Sonntag, 11. März 2018

Mit Schlittenhunden über die pommersche Insel

Einer der Höhepunkte des Jahres: "Baltic Lights" (Foto: © ExperiArts Entertainment - Stefan Stuhr)
Heringsdorf (UO). Ausnahmezustand auf Usedom! Das Schlittenhunderennen "Baltic Lights" entwickelt sich auf der pommerschen Insel zu einem der Veranstaltungshöhepunkte. Das Konzept ist simpel: Zuschauer haben die Möglichkeit Prominente mal ganz anders zu sehen und zu erleben - hinter Schlittenhunden, die über den Ostseesand fegen...

Das nördlichste Schlittenhunderennen Deutschlands, das bereits im ersten Jahr etwa 25.000 Zuschauer anzog, wird von Till Demtrøder initiert. Der "Hamburger Jung", der auch Botschafter der Seenotretter ist, genießt auf den pommerschen Inseln reichlich Ansehen; hatte er doch hier bereits die "Rügen Cross Country" und später die "Usedom Cross Country" etabliert.
Der Start des nördlichsten Schlittenhunderennens erfolgte trotz Zwischenfalls am Samstag ohne Verzögerung
Auch dieses Mal ging es neben dem Wettkampf von Prominenten auch um einen guten Zweck: Das soziale Engagement für die Welthungerhilfe verknüpft mit einer Werbung für die Region.
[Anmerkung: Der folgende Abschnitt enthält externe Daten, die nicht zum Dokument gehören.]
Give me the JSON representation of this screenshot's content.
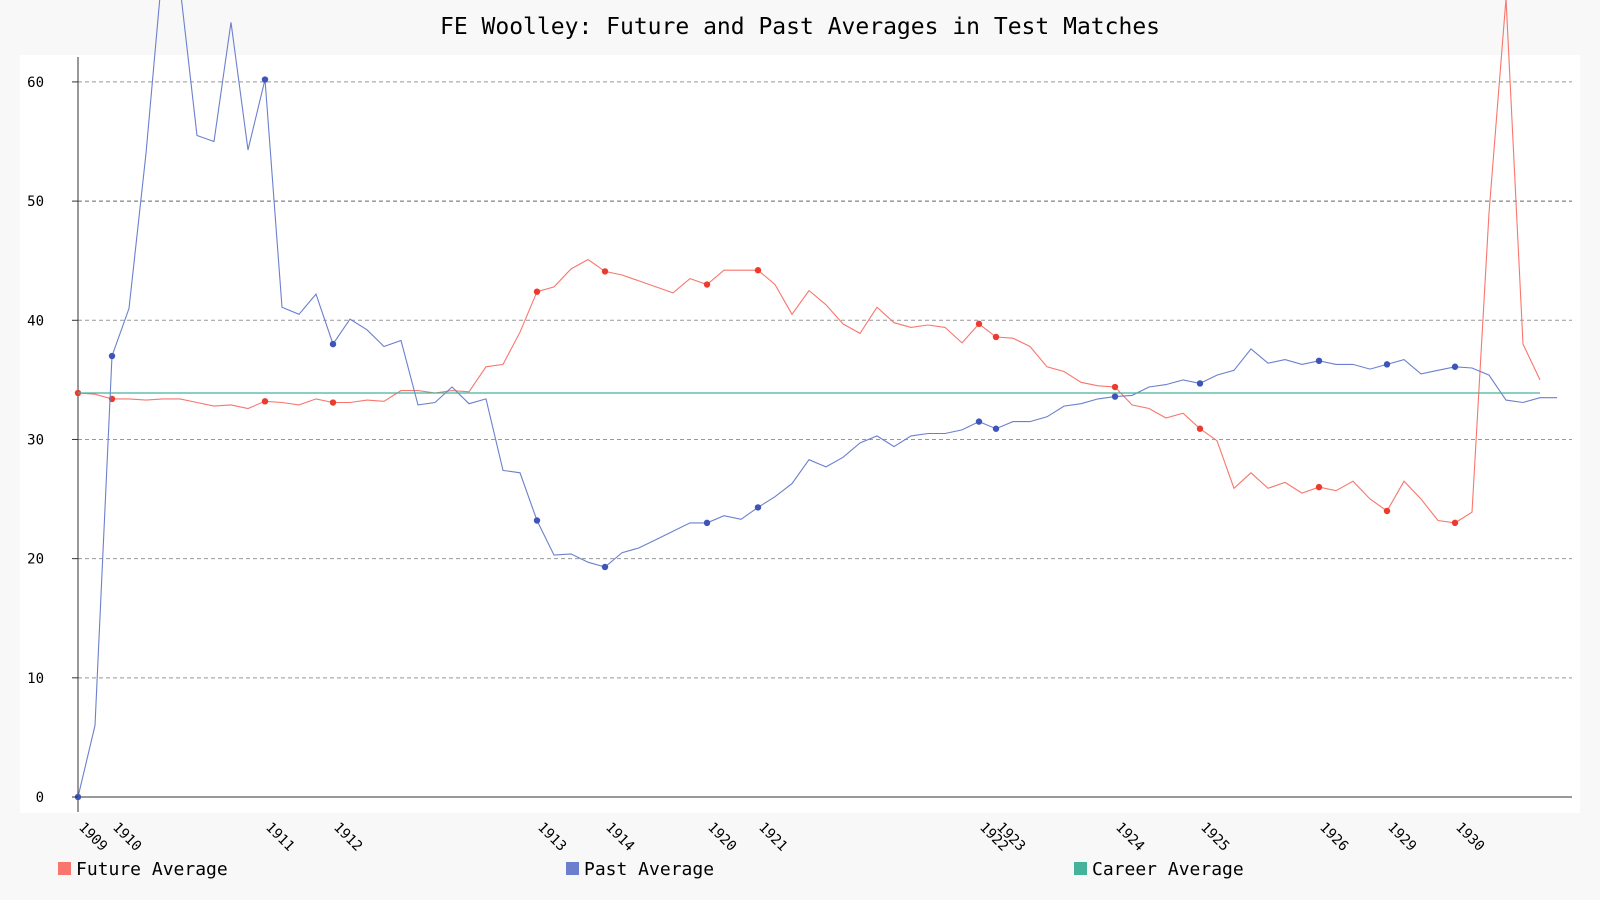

Die wirbt auch mit ihren Trophäen für die Sieger, denn sie wurden in den Stralsunder Behindertenwerkstätten hergestellt. In diesem Jahr konnten sich am Samstag u.a. die Moderatorin Inge Schneider, Schauspielerin Gerit Kling und die Olympiasiegerin im Fünfkampf Lena Schöneborn darüber freuen, während bei den Männern Schlagerstar Maximilian Arland, Schauspieler Patrick Fichte und Sänger Robert Redweik zu den Gewinnern zählten. Am Sonntag ging es dann für die Profis auf die Rennstrecke.
 Till Demtrøder über die Besonderheiten in diesem Jahr:
"Wir haben hier mehr als 30 Kilometer Kabel verlegt, um die Videoübertragung
zwischen Heringsdorf und Ahlbeck zu gewährleisten."
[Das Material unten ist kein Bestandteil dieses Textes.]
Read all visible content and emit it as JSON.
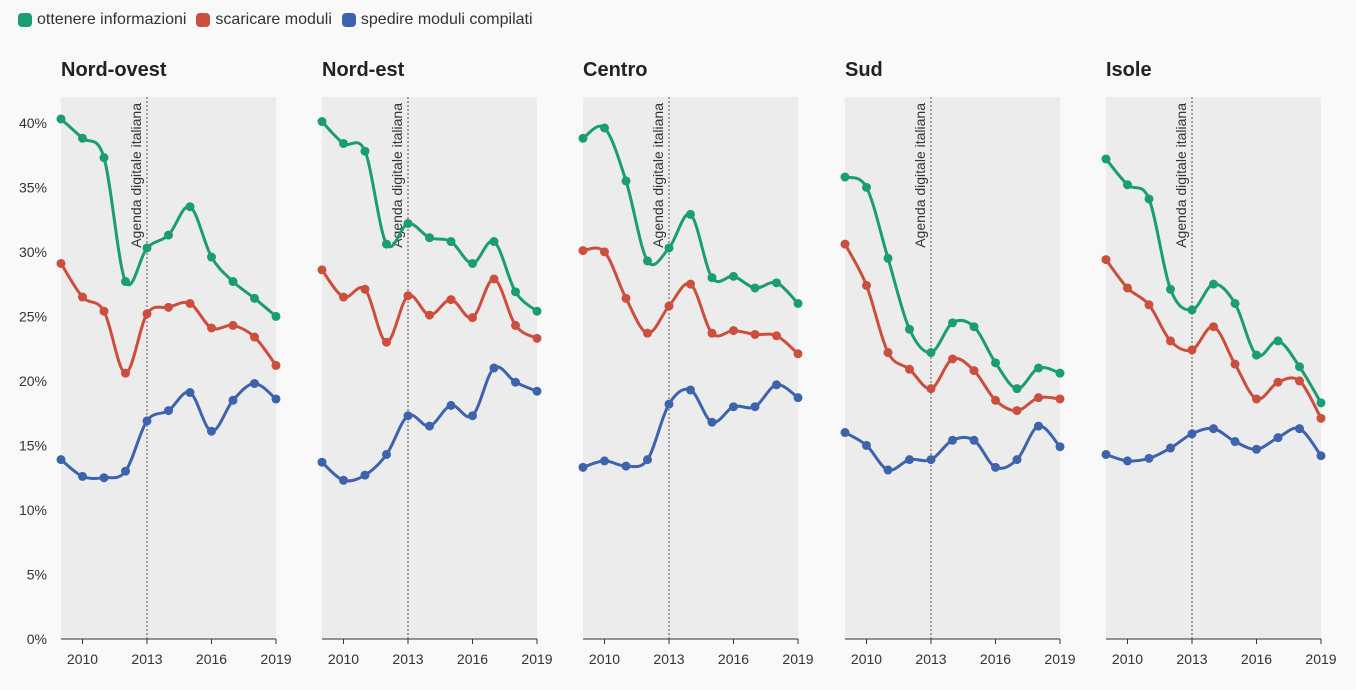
{
  "chart_data": {
    "type": "line",
    "y_ticks": [
      "0%",
      "5%",
      "10%",
      "15%",
      "20%",
      "25%",
      "30%",
      "35%",
      "40%"
    ],
    "ylim": [
      0,
      42
    ],
    "x_ticks": [
      2010,
      2013,
      2016,
      2019
    ],
    "xlim": [
      2009,
      2019
    ],
    "annotation": {
      "x": 2013,
      "label": "Agenda digitale italiana"
    },
    "legend_position": "top-left",
    "series": [
      {
        "name": "ottenere informazioni",
        "color": "#1a9e6e"
      },
      {
        "name": "scaricare moduli",
        "color": "#cc4e3c"
      },
      {
        "name": "spedire moduli compilati",
        "color": "#3e63ad"
      }
    ],
    "x": [
      2009,
      2010,
      2011,
      2012,
      2013,
      2014,
      2015,
      2016,
      2017,
      2018,
      2019
    ],
    "panels": [
      {
        "title": "Nord-ovest",
        "values": [
          [
            40.3,
            38.8,
            37.3,
            27.7,
            30.3,
            31.3,
            33.5,
            29.6,
            27.7,
            26.4,
            25.0
          ],
          [
            29.1,
            26.5,
            25.4,
            20.6,
            25.2,
            25.7,
            26.0,
            24.1,
            24.3,
            23.4,
            21.2
          ],
          [
            13.9,
            12.6,
            12.5,
            13.0,
            16.9,
            17.7,
            19.1,
            16.1,
            18.5,
            19.8,
            18.6
          ]
        ]
      },
      {
        "title": "Nord-est",
        "values": [
          [
            40.1,
            38.4,
            37.8,
            30.6,
            32.2,
            31.1,
            30.8,
            29.1,
            30.8,
            26.9,
            25.4
          ],
          [
            28.6,
            26.5,
            27.1,
            23.0,
            26.6,
            25.1,
            26.3,
            24.9,
            27.9,
            24.3,
            23.3
          ],
          [
            13.7,
            12.3,
            12.7,
            14.3,
            17.3,
            16.5,
            18.1,
            17.3,
            21.0,
            19.9,
            19.2
          ]
        ]
      },
      {
        "title": "Centro",
        "values": [
          [
            38.8,
            39.6,
            35.5,
            29.3,
            30.3,
            32.9,
            28.0,
            28.1,
            27.2,
            27.6,
            26.0
          ],
          [
            30.1,
            30.0,
            26.4,
            23.7,
            25.8,
            27.5,
            23.7,
            23.9,
            23.6,
            23.5,
            22.1
          ],
          [
            13.3,
            13.8,
            13.4,
            13.9,
            18.2,
            19.3,
            16.8,
            18.0,
            18.0,
            19.7,
            18.7
          ]
        ]
      },
      {
        "title": "Sud",
        "values": [
          [
            35.8,
            35.0,
            29.5,
            24.0,
            22.2,
            24.5,
            24.2,
            21.4,
            19.4,
            21.0,
            20.6
          ],
          [
            30.6,
            27.4,
            22.2,
            20.9,
            19.4,
            21.7,
            20.8,
            18.5,
            17.7,
            18.7,
            18.6
          ],
          [
            16.0,
            15.0,
            13.1,
            13.9,
            13.9,
            15.4,
            15.4,
            13.3,
            13.9,
            16.5,
            14.9
          ]
        ]
      },
      {
        "title": "Isole",
        "values": [
          [
            37.2,
            35.2,
            34.1,
            27.1,
            25.5,
            27.5,
            26.0,
            22.0,
            23.1,
            21.1,
            18.3
          ],
          [
            29.4,
            27.2,
            25.9,
            23.1,
            22.4,
            24.2,
            21.3,
            18.6,
            19.9,
            20.0,
            17.1
          ],
          [
            14.3,
            13.8,
            14.0,
            14.8,
            15.9,
            16.3,
            15.3,
            14.7,
            15.6,
            16.3,
            14.2
          ]
        ]
      }
    ]
  }
}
Überschattet wurde die Veranstaltung von einem Zwischenfall am Samstag. Wie die Polizei mitteilte, hatten unbekannte gefährliche Gegenstände auf die Strecke geworfen. Ein entsprechender Hinweis erreichte das Polizeirevier Heringsdorf bereits am Morgen gegen 7.40 Uhr. Nach einer Prüfung und anschließenden Säuberung konnte das Rennen glücklicherweise ohne weitere Beeinträchtigungen und wie geplant stattfinden.